I found a fault - a simple one, yet obvious. It simply is this: I need to remove my mukluks to get my insulated pants on. The reason is also simple - the pants are meant to fit snugly, as in over a base layer or base layer and softshell pants. However, they also go to my ankles, and the gaiters on my mukluks stop about 1.5 inches below my kneecap. This means that the bottom snap at my ankle is not long enough to go around the outside of my mukluks without getting stretched too far. Also, because of the length of the pants and the size of my calves, I need must pull the bottom of the pants down as far as they go (i.e. to my ankle) in order to wear the pants and zip them completely shut on the bottom.

What does this all mean? I need to wear the pants correctly or not at all. To do this, I need to briefly pull off my muluks, slide the bottom of the pants to my ankles, and shove my mukluk back on.

Is this a huge deal? Yes and No. Yes because I will need to take off my boots when it is really cold or I'm going to be stopped for a prolonged period of time. No because I really only expect to do this when I get to camp, and maybe not ever. We'll see. In the past I have worn hardshell pants over 100-weight microfleece pants and a thin base layer with Sorel boots that were not as warm as my mukluks. Even when it was -20 and the wind was blowing at upwards of 15, 20 and 30 mph, I was fine on my lower half. That said, I am not leaving home without some form of insulating pants, and puffy insulation provides better a warmth-to-weight ratio than any fleece (even PowerStretch, one of the loftiest and lightest PolarTec fabrics) can offer. In the end, it probably does not matter. Even if I was taking hiking boots, full length gaiters and insulated over boots ( a la 40 Below), I would still need to at least pull down the gaiter to fully protect the insulation in the pants.

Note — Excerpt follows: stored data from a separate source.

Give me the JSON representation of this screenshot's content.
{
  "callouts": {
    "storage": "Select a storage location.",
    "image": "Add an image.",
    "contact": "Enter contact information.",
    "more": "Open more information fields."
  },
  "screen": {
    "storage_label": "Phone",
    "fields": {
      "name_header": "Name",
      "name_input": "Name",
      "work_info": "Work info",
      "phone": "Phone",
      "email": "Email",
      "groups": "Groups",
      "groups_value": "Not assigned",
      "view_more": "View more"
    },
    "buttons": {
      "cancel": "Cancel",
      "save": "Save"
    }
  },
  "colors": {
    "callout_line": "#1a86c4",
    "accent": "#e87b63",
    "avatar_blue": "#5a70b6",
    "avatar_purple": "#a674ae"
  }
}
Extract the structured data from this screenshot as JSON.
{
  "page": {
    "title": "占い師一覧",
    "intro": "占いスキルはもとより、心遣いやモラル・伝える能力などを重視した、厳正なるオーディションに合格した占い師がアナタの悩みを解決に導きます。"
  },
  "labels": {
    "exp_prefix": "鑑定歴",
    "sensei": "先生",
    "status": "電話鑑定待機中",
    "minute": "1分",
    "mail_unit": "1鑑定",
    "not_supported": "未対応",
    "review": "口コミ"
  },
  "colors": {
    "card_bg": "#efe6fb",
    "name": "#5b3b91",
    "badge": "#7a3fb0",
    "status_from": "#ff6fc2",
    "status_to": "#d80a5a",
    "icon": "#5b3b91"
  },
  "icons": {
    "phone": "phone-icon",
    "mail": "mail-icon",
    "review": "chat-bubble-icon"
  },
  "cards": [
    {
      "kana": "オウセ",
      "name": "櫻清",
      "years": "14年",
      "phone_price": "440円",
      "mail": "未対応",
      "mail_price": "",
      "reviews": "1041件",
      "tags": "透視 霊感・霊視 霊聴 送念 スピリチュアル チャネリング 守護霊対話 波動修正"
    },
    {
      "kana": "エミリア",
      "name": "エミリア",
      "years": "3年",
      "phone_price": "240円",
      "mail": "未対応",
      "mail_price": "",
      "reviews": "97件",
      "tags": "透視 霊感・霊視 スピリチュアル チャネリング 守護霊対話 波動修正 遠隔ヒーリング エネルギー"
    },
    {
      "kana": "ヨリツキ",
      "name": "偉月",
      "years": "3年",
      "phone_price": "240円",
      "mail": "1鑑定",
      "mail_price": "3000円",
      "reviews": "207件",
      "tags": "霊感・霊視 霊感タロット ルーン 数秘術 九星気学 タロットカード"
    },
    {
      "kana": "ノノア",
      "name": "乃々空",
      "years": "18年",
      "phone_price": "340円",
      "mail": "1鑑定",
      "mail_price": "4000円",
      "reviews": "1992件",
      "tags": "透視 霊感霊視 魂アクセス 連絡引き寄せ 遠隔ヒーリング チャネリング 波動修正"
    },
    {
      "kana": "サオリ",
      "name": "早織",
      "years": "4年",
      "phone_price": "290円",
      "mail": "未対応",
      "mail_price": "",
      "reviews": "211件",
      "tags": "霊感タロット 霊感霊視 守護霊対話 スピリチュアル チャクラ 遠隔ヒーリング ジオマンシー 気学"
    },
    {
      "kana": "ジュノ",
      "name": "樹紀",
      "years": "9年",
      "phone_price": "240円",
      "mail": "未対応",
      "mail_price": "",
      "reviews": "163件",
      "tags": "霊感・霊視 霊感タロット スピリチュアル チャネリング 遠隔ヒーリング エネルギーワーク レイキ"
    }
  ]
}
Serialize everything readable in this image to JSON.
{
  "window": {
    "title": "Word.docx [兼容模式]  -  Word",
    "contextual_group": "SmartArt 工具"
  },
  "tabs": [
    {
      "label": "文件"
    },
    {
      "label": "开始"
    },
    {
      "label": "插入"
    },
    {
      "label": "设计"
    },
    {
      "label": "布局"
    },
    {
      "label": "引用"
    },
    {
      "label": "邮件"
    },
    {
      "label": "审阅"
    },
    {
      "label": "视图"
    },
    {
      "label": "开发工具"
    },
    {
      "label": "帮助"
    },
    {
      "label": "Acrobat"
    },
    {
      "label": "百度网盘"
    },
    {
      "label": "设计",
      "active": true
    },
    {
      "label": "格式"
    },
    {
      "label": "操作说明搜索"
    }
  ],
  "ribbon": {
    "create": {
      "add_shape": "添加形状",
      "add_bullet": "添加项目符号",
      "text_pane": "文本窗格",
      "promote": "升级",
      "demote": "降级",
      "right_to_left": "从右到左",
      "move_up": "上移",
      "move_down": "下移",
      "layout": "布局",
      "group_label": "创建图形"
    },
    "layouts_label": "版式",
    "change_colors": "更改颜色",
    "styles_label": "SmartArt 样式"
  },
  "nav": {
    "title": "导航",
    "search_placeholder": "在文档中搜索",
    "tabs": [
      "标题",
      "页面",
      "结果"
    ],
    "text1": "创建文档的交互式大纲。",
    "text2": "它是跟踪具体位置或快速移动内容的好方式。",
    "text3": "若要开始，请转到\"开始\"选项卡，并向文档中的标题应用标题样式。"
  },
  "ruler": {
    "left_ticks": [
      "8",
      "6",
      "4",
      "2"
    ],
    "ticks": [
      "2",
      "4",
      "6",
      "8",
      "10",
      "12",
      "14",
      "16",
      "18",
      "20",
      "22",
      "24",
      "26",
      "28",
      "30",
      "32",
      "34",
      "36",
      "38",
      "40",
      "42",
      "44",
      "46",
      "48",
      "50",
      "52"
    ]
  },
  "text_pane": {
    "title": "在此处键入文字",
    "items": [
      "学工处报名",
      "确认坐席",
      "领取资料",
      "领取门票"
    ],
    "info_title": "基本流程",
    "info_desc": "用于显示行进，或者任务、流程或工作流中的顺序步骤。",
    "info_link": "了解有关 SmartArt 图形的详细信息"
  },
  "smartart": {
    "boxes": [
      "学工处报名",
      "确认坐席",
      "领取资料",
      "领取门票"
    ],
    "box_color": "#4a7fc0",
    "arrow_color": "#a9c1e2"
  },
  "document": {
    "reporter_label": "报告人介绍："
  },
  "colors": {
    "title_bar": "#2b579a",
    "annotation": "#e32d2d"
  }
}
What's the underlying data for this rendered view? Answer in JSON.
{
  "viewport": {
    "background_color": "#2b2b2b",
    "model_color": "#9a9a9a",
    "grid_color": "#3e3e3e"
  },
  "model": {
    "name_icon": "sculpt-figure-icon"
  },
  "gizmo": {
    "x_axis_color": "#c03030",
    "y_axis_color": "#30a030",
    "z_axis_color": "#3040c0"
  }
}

On a side note, I learned a few days ago that Mont-bell is posting the insulation weights of their garments. For example, the UL Thermawrap parka uses 80 g/m^2 Exceloft, whereas the UL Thermawrap jacket, pants and vest use 50 g/m^2. (Exceloft is Mont-bell's proprietary synthetic insulation.) Posting this information allows better comparisons between clothing, much like posting fill weight and fill power for down garments and bags.

Also, one of these days I'm going to have to replace my Nupste Jacket with something of a higher quality i.e. 800+ fill down and baffled construction or some serious synthetic insulation, like 5 or 6 oz/m^2 Primaloft Sport of Climashield. I'm working on a building a spreadsheet, like always, in order to compare these garments. More on that later, including requirements.

Finally, BPL is releasing their new line of clothing soon - first out are some merino wool shorts and a merino wool hoody. Me thinks that because of the popularity of the Patagonia R1 Hoody at BPL that Ryan Jordan and company are trying to tap into that market and put something out there in comparison. By the numbers, the BPL hoody is 8.2 oz for a medium with an 11" zipper. The hood looks to fit balaclava-tight and it has thumbholes. Retail is $108.99 for non-members and $98.99 for members. In contrast, the R1 is 10.9 oz, does not list a zipper length and also has a tight-fitting balaclava. It retails for $125, and you're hard-pressed to get that at anything less.

The idea behind the garments is simple: Build a piece of clothing that can act as your sole base layer, hat and gloves (and maybe insulating later in mild conditions). It would be something you never need to take off, and is highly versatile. The BPL hoody went on sale yesterday, and it hits the public on Tuesday, Nov. 18, 2008.

BPL should be releasing new garments and other gear later, including new insulating clothing and quilts (Post 3, by Ryan Jordan). I'm very, very curious what they're doing to boost the CLO ratings above PS, CS and PG.

Sad note: Western Nonwovens, Inc., makers of Climashield, have filed for Chapter 11 bankruptcy (from Reuters). The news is old but it is news to me.